Hacker News new | ask | show | jobs
by sqs 883 days ago
I posted about my awesome experiences using Ollama a few months ago: https://news.ycombinator.com/item?id=37662915. Ollama is definitely the easiest way to run LLMs locally, and that means it’s the best building block for applications that need to use inference. It’s like how Docker made it so any application can execute something kinda portably kinda safely on any machine. With Ollama, any application can run LLM inference on any machine.

Since that post, we shipped experimental support in our product for Ollama-based local inference. We had to write our own client in TypeScript but will probably be able to switch to this instead.

5 comments

Could you maybe compare it to llama.cpp?

All it took for me to get going is `make` and I basically have it working locally as a console app.

Ollama is built around llama.cpp, but it automatically handles templating the chat requests to the format each model expects, and it automatically loads and unloads models on demand based on which model an API client is requesting. Ollama also handles downloading and caching models (including quantized models), so you just request them by name.

Recently, it got better (though maybe not perfect yet) at calculating how many layers of any model will fit onto the GPU, letting you get the best performance without a bunch of tedious trial and error.

Similar to Dockerfiles, ollama offers Modelfiles that you can use to tweak the existing library of models (the parameters and such), or import gguf files directly if you find a model that isn’t in the library.

Ollama is the best way I’ve found to use LLMs locally. I’m not sure how well it would fare for multiuser scenarios, but there are probably better model servers for that anyways.

Running “make” on llama.cpp is really only the first step. It’s not comparable.

This is interesting. I wouldn't have given the project a deeper look without this information. The lander is ambiguous. My immediate takeaway was, "Here's yet another front end promising ease of use."
I had similar feelings but last week finally tried it in WSL2.

Literally two shell commands and a largish download later I was chatting with mixtral on an aging 1070 at a positively surprising tokens/s (almost reading speed, kinda like the first chatgpt). Felt like magic.

For me, the critical thing was that ollama got the GPU offload for Mixtral right on a single 4090, where vLLM consistently failed with out of memory issues.

It's annoying that it seems to have its own model cache, but I can live with that.

vLLM doesn't support quantized models at this time so you need 2x 4090 to run Mixtral.

llama.cpp supports quantized models so that makes sense, ollama must have picked a quantized model to make it fit?

Eh? The docs say vLLM supports both gptq and awq quantization. Not that it matters now I'm out of the gate, it just surprised me that it didn't work.

I'm currently running nous-hermes2-mixtral:8x7b-dpo-q4_K_M with ollama, and it's offloaded 28 of 33 layers to the GPU with nothing else running on the card. Genuinely don't know whether it's better to go for a harsher quantisation or a smaller base model at this point - it's about 20 tokens per second but the latency is annoying.
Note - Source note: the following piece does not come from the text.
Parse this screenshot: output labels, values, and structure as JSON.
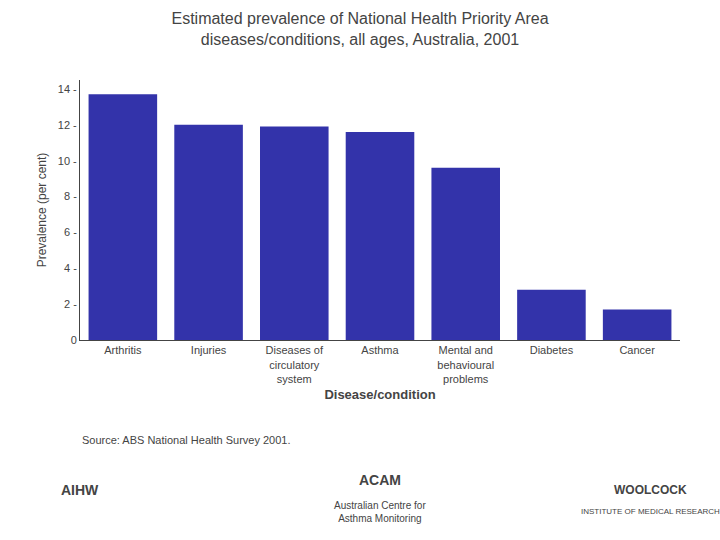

For me the big deal with Ollama is the ease of instantly setting up a local inference API. I've got a beefy machine with a GPU downstairs, but Ollama allows me to easily use it from a Raspberry Pi on the main floor.
In my experience award for easiest to run locally will go to llamafile models https://github.com/Mozilla-Ocho/llamafile.
Also one feature request - if the library (or another related library) could also transparently spin up a local Ollama instance if the user doesn’t have one already. “Transparent-on-demand-Ollama” or something.
I have been working on something similar to that in Msty [1]. I haven’t announced the app anywhere (including my friends as I got a few things in pipeline that I want to get out first :)

[1]: https://msty.app

That gets into process management which can get dicey, but I agree, a "daemonless" mode could be really interesting
I'd like to see a comparison to nitro https://github.com/janhq/nitro which has been fantastic for running a local LLM.
> Ollama is definitely the easiest way to run LLMs locally

Nitro outstripped them, 3 MB executable with OpenAI HTTP server and persistent model load

Persistent model loading will be possible with: https://github.com/ollama/ollama/pull/2146 – sorry it isn't yet! More to come on filesize and API improvements
I just wanted to say thank you for being communicative and approachable and nice.
Who cares about executable size when the models are measured in gigabytes lol. I would prefer a Go/Node/Python/etc server for a HTTP service even at 10x the size over some guy's bespoke c++ any day of the week. Also, measuring the size of an executable after zipping is a nonsense benchmark in of itself
Not some guy, agree on zip, disagree entirely with tone of the comment (what exactly separates ollama from those same exact hyperbolic descriptions?)